L'occupazione nel primo trimestre del 2016 è pari, al netto degli effetti stagionali, a 22 milioni 558 mila persone, in moderato aumento rispetto al trimestre precedente (+0,1%). L'aumento congiunturale degli occupati, spiega ancora l’Istat, riassume il nuovo incremento dei dipendenti a tempo indeterminato (+0,5%, +75 mila), a fronte della diminuzione dei dipendenti a termine (-2,4%, -57 mila) e della stabilità degli indipendenti.

MERCATO DEL LAVORO: OCCUPATI
Migliaia di unità e variazioni percentuali rispetto al trimestre precedente

Crescita occupazione trasversale ai settori
Dal lato delle imprese «si rafforzano ed estendono, in termini congiunturali e tendenziali, i segnali di crescita della domanda di lavoro, con un significativo aumento sia delle posizioni lavorative dipendenti sia delle ore lavorate per dipendente, anche per la consistente riduzione del ricorso alla Cassa integrazione». L’Istat segnala inoltre che la crescita dell'occupazione «tende a diffondersi progressivamente a tutti i settori di attività economica, con una maggiore intensità in quello dei servizi». Per quanto riguarda il costo del lavoro, continuano a diminuire gli oneri sociali, per effetto della consistente riduzione contributiva associata alle nuove assunzioni a tempo indeterminato.

Ad aprile 51mila occupati in più
I dati riepilogativi del primo trimestre arrivano dopo il dato al rialzo diffuso dall’Istat, relativi ad aprile: sul mese, è la fotografia scattata a fine maggio, si sono registrati 51mila persone a lavoro in più (+35mila lavoratori permanenti, con contratto a tempo indeterminato e +16mila autonomi). In risalita è pure il tasso di disoccupazione che si attesta all'11,7% (+0,1 punti su marzo): restiamo distanti dal 10,2% registrato nell'area Ue (ci collochiamo al quint'ultimo posto, davanti a Portogallo, 12%, Croazia, 14,6%, Spagna, 20,1%, e Grecia, 24,2%).

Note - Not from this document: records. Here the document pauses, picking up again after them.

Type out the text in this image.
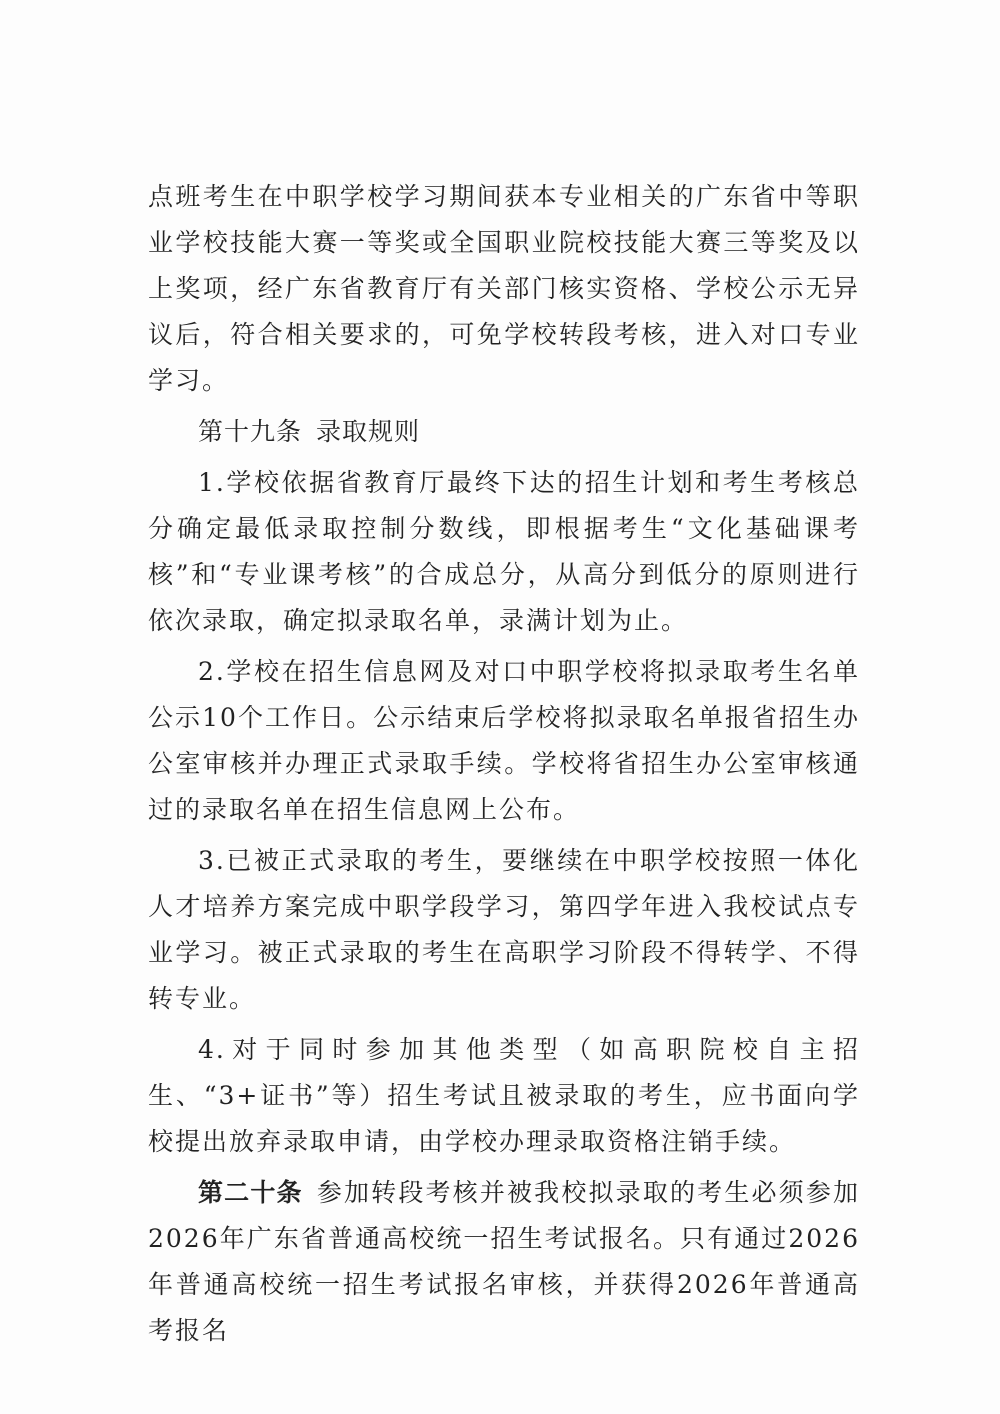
点班考生在中职学校学习期间获本专业相关的广东省中等职业学校技能大赛一等奖或全国职业院校技能大赛三等奖及以上奖项，经广东省教育厅有关部门核实资格、学校公示无异议后，符合相关要求的，可免学校转段考核，进入对口专业学习。

第十九条 录取规则

1.学校依据省教育厅最终下达的招生计划和考生考核总分确定最低录取控制分数线，即根据考生“文化基础课考核”和“专业课考核”的合成总分，从高分到低分的原则进行依次录取，确定拟录取名单，录满计划为止。

2.学校在招生信息网及对口中职学校将拟录取考生名单公示10个工作日。公示结束后学校将拟录取名单报省招生办公室审核并办理正式录取手续。学校将省招生办公室审核通过的录取名单在招生信息网上公布。

3.已被正式录取的考生，要继续在中职学校按照一体化人才培养方案完成中职学段学习，第四学年进入我校试点专业学习。被正式录取的考生在高职学习阶段不得转学、不得转专业。

4.对于同时参加其他类型（如高职院校自主招生、“3+证书”等）招生考试且被录取的考生，应书面向学校提出放弃录取申请，由学校办理录取资格注销手续。

第二十条 参加转段考核并被我校拟录取的考生必须参加2026年广东省普通高校统一招生考试报名。只有通过2026年普通高校统一招生考试报名审核，并获得2026年普通高考报名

Gli effetti della decontribuzione e del Jobs act si vedono appieno nel tendenziale: nei dodici mesi il numero di occupati cresce di 215mila unità (+279mila permanenti, -21mila dipendenti a termine, -43mila autonomi); la quota dei senza lavoro si riduce del 3% (-93mila persone) e gli inattivi si contraggono del 2,1% (pari a 292mila “scoraggiati” in meno). Tra i giovani (sotto i 25 anni) il tasso di disoccupazione rimane su livelli elevatissimi (36,9%, ma in un anno si riduce di 4,5 punti percentuali - anche se sul mese cresce di 0,2 punti). Nell'area Euro il tasso di under25 senza un impiego è al 21,1%; l'Italia, con il 36,9%, crolla al quart'ultimo posto, superata da Croazia (38,9%), Spagna (45%), Grecia (51,4%, ma il dato è aggiornato a febbraio 2016). Restiamo distanti dai primi della classe, cioè Germania (7% di disoccupazione giovanile), Malta (8,9%) e Repubblica Ceca (9,5%).